‘US government documents admit that the atomic bombing of Hiroshima and Nagasaki was not necessary to end WWII. Japan was on the verge of surrendering. The nuclear attack was the first strike in Washington’s Cold War on the Soviet Union. Ben Norton reviews the historical record.’
The Japanese Empire was killing a lot of civilians. Chinese civilians, Burmese civilians, Vietnamese civilians. Explain to me why their lives shouldn’t be considered important?
Explain to me how murdering a bunch of Japanese grandparents, children, babies, and non-combatant adults does anything to remedy that.
By that logic, it’s A-OK for Iraq to come murder everyone in NYC and for Afghanistan to kill the entire state of Wyoming.
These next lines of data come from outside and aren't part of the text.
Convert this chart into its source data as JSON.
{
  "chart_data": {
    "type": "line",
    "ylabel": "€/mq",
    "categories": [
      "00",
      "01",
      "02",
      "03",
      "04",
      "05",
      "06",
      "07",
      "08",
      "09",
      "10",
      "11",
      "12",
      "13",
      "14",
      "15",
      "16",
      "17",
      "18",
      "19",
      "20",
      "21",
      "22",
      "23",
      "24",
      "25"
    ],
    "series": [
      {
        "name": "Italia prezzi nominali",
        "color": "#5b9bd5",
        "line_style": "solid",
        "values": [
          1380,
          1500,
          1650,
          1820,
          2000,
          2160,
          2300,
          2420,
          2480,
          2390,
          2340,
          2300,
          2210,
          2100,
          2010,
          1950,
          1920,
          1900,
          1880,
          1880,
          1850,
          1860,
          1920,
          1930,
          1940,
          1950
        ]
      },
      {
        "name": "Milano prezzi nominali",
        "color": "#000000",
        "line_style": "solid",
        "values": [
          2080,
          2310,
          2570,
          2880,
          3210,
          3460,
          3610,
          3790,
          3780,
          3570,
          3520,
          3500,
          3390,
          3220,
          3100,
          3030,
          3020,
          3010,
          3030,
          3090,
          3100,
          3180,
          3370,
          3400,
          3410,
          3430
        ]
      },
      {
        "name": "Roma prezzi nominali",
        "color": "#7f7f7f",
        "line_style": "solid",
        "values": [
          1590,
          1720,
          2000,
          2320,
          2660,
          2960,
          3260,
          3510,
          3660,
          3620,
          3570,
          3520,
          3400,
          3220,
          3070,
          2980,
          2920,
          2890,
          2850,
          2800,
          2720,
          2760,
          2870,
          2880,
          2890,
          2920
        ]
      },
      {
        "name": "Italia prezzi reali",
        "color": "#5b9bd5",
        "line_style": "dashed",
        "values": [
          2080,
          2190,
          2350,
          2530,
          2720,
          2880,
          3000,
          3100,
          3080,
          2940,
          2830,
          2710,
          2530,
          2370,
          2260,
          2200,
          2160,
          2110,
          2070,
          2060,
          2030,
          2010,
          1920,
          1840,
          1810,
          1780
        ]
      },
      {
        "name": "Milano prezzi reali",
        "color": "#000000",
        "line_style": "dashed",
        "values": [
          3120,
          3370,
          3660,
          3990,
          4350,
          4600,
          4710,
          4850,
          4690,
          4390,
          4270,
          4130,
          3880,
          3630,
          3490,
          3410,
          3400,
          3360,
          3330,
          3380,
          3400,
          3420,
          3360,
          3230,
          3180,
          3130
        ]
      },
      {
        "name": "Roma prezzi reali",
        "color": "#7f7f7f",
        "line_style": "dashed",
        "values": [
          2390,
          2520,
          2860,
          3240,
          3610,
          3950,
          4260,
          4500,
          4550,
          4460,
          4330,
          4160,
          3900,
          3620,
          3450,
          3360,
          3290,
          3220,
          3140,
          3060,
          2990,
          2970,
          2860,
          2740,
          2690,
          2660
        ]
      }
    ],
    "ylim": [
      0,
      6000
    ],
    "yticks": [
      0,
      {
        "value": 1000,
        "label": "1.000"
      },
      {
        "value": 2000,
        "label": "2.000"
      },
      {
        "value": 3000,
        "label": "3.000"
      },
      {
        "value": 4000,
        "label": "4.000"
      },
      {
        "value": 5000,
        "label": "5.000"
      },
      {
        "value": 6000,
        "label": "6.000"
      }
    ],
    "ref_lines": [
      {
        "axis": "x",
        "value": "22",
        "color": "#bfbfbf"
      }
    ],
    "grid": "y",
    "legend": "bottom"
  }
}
To repeat something that I wrote a dozen days ago, it is good to see somebody acknowledging some of the Empire of Japan’s violence against civilians, but two wrongs don’t make a right. Most of the victims of the bombings were civilians who had no direct involvement in their government’s atrocities, and we’ve seen from the Axis’s reprisals how counterproductive it was to use the local civilians as whipping boys, so punishing them for ‘their’ military’s atrocities is not only grossly unfair but wasteful.
That said, I should get around to talking more about the Eastern Axis’s atrocities against other Asians. I already talked about the famines in Java and Vietnam, but that is far from enough.